If your goal is to have None
represent zero, this is wasteful.
Rust optimizes Option<NonZeroI32>
so that its in-memory representation
requires 32 bits.
This makes arrays and other collections of these numbers nicely aligned.
Other variants like NonZeroU64
and NoneZeroI8
exist as well.
2. itertools::Position
Have you ever needed to process a list with special logic for
the first and/or last elements?
This iterator adaptor makes implementing this special casing
super clean.
Itertools::with_position
allows you to adapt an iterator into
one where all the elements are wrapped by the Position
enum.
enum Position<T> {
First(T),
Middle(T),
Last(T),
Only(T),
}
let it = [1, 2, 3].iter().with_position();
assert_eq!(
it.collect(),
vec![Position::First(1), Position::Middle(2), Position::Last(3)],
);
let it = [4].iter().with_position();
assert_eq!(it.collect(), vec![Position::Only(4)]);
Suppose you want to render a grid of characters without any trailing spaces or trailing newlines. Maybe this grid is super big too, so it’d be expensive to do string joins. Then what you’d want to do is iterate over all the elements and only print spaces or newlines if you know you’re between elements:
let grid = [
[1, 2, 3],
[4, 5, 6],
];
let render_row = |row: &[i32]| {
row.iter()
.with_position()
.for_each(|element| match element {
Position::First(element) | Position::Only(element) => {
print!("{}", element);
}
Position::Middle(element) | Position::Last(element) => {
print!(" {}", element);
}
});
};
grid.iter().with_position().for_each(|row| match row {
Position::First(row) | Position::Only(row) => {
render_row(row);
}
Position::Middle(row) | Position::Last(row) => {
println!();
render_row(row);
}
});
Inconsistencies
1. println!("{}", move_me)
Although println!
is a macro and not a function, macros are written as
if they are function invocations.
And in Rust, arguments passed into function calls are moved.
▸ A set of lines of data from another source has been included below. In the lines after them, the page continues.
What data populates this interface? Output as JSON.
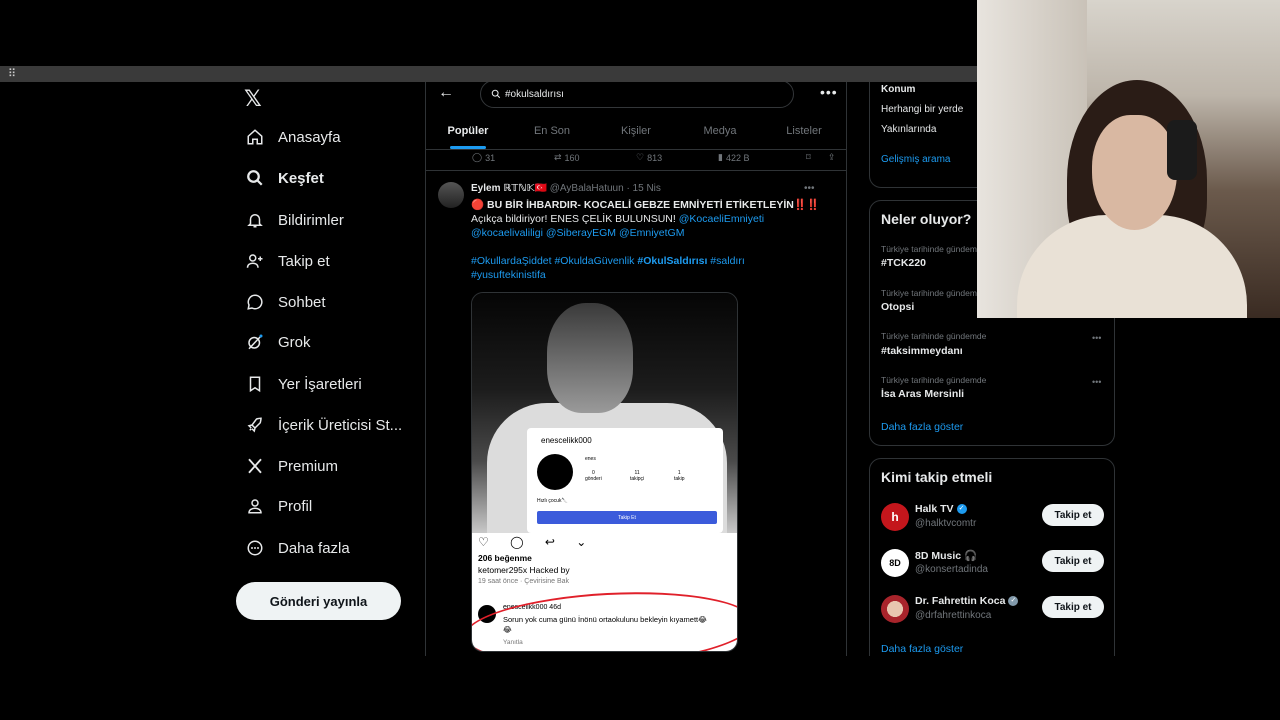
{
  "nav": {
    "logo": "𝕏",
    "items": [
      {
        "label": "Anasayfa",
        "icon": "home-icon",
        "active": false
      },
      {
        "label": "Keşfet",
        "icon": "search-icon",
        "active": true
      },
      {
        "label": "Bildirimler",
        "icon": "bell-icon",
        "active": false
      },
      {
        "label": "Takip et",
        "icon": "add-user-icon",
        "active": false
      },
      {
        "label": "Sohbet",
        "icon": "chat-icon",
        "active": false
      },
      {
        "label": "Grok",
        "icon": "grok-icon",
        "active": false
      },
      {
        "label": "Yer İşaretleri",
        "icon": "bookmark-icon",
        "active": false
      },
      {
        "label": "İçerik Üreticisi St...",
        "icon": "rocket-icon",
        "active": false
      },
      {
        "label": "Premium",
        "icon": "x-premium-icon",
        "active": false
      },
      {
        "label": "Profil",
        "icon": "person-icon",
        "active": false
      },
      {
        "label": "Daha fazla",
        "icon": "more-circle-icon",
        "active": false
      }
    ],
    "post_button": "Gönderi yayınla"
  },
  "search": {
    "back": "←",
    "query": "#okulsaldırısı",
    "more": "•••"
  },
  "tabs": [
    "Popüler",
    "En Son",
    "Kişiler",
    "Medya",
    "Listeler"
  ],
  "prev_tweet_actions": {
    "replies": "31",
    "reposts": "160",
    "likes": "813",
    "views": "422 B"
  },
  "tweet": {
    "name": "Eylem ℝ𝕋ℕ𝕂🇹🇷",
    "handle": "@AyBalaHatuun · 15 Nis",
    "more": "•••",
    "line1": "🔴 BU BİR İHBARDIR- KOCAELİ GEBZE EMNİYETİ ETİKETLEYİN‼️‼️",
    "line2_plain": "Açıkça bildiriyor! ENES ÇELİK BULUNSUN! ",
    "line2_link": "@KocaeliEmniyeti",
    "line3": "@kocaelivaliligi @SiberayEGM @EmniyetGM",
    "line4_a": "#OkullardaŞiddet #OkuldaGüvenlik ",
    "line4_b": "#OkulSaldırısı",
    "line4_c": " #saldırı",
    "line5": "#yusuftekinistifa"
  },
  "media": {
    "profile_username": "enescelikk000",
    "profile_name": "enes",
    "stats": [
      {
        "n": "0",
        "label": "gönderi"
      },
      {
        "n": "11",
        "label": "takipçi"
      },
      {
        "n": "1",
        "label": "takip"
      }
    ],
    "bio": "Hızlı çocuk🔪",
    "follow_btn": "Takip Et",
    "ig_icons": "♡ ◯ ↩ ⌄",
    "likes": "206 beğenme",
    "caption": "ketomer295x Hacked by",
    "meta": "19 saat önce · Çevirisine Bak",
    "comment_user": "enescelikk000  46d",
    "comment_text": "Sorun yok cuma günü İnönü ortaokulunu bekleyin kıyamett😂😂",
    "reply": "Yanıtla"
  },
  "right": {
    "location_title": "Konum",
    "location_opt1": "Herhangi bir yerde",
    "location_opt2": "Yakınlarında",
    "advanced": "Gelişmiş arama",
    "trends_title": "Neler oluyor?",
    "trends": [
      {
        "ctx": "Türkiye tarihinde gündemde",
        "name": "#TCK220"
      },
      {
        "ctx": "Türkiye tarihinde gündemde",
        "name": "Otopsi"
      },
      {
        "ctx": "Türkiye tarihinde gündemde",
        "name": "#taksimmeydanı"
      },
      {
        "ctx": "Türkiye tarihinde gündemde",
        "name": "İsa Aras Mersinli"
      }
    ],
    "show_more": "Daha fazla göster",
    "wtf_title": "Kimi takip etmeli",
    "wtf": [
      {
        "name": "Halk TV",
        "handle": "@halktvcomtr",
        "verified": "blue",
        "av": "h"
      },
      {
        "name": "8D Music 🎧",
        "handle": "@konsertadinda",
        "verified": "",
        "av": "8D"
      },
      {
        "name": "Dr. Fahrettin Koca",
        "handle": "@drfahrettinkoca",
        "verified": "grey",
        "av": ""
      }
    ],
    "follow": "Takip et",
    "wtf_more": "Daha fazla göster"
  }
}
But this clearly isn’t the case for println!
:
let mut s = "Hi".to_string();
println!("{}", s);
s.push('p'); // OK.
my_print("{}", s); // Moved.
s.push('p'); // ERROR. Value borrowed after move.
Okay, but why does this matter? Macros and functions aren’t the same, so why should we expect them to behave the same?
Well it turns out macros in Rust’s standard library aren’t consistent
internally either. Take a look at write!
’s API:
let mut buffer = String::new();
let hour = "10".to_string();
let mut minute = "15".to_string();
write!(&mut buffer, "{}:{}", hour, minute)?;
minute.pop(); // OK.
The macro reads as if it takes a mutable reference to a buffer (it does) and then a list of arguments by value (it doesn’t – it automatically passes them by reference).
Okay, but maybe these macros all take references by default and the
distinction is just that mutable references need to be specified?
Well, that’s not the case either.
Enter dbg!
.
let mut s = "Hi".to_string();
dbg!(s);
s.push('p'); // ERROR. Value borrowed after move.
dbg!
moves the argument, so we end up not being able to use s
after passing it into dbg!
.
The reason dbg!
works this way is that
Invoking the macro on an expression moves and takes ownership of it before returning the evaluated expression unchanged. If the type of the expression does not implement
Copy
and you don’t want to give up ownership, you can instead borrow withdbg!(&expr)
for some expressionexpr
.
The first point makes it super useful for debugging:
let mut s = "Hi".to_string();
// s.push(get_suffix());
// Hm not sure what get_suffix is returning -- let me check.
s.push(dbg!(get_suffix()));
2. Another print!
inconsistency
Anyone who has tried to write an interactive CLI tool in Rust has probably encountered this one. Imagine a confirmation prompt
print!("Are you sure? (y/n): ");
let answer = read_input()?;
Surprisingly, when you run this nothing appears.
Rust’s stdout implementation is line buffered
(https://github.com/rust-lang/rust/blob/5a6a41e7847ff5f85a31b87431ce2af29c567f1d/library/std/src/io/stdio.rs#L488-L490)
so print!
by itself won’t flush to stdout.
You’ll either need to add a newline (\n
or println!
)
or manually invoke std::io::stdout().flush()
.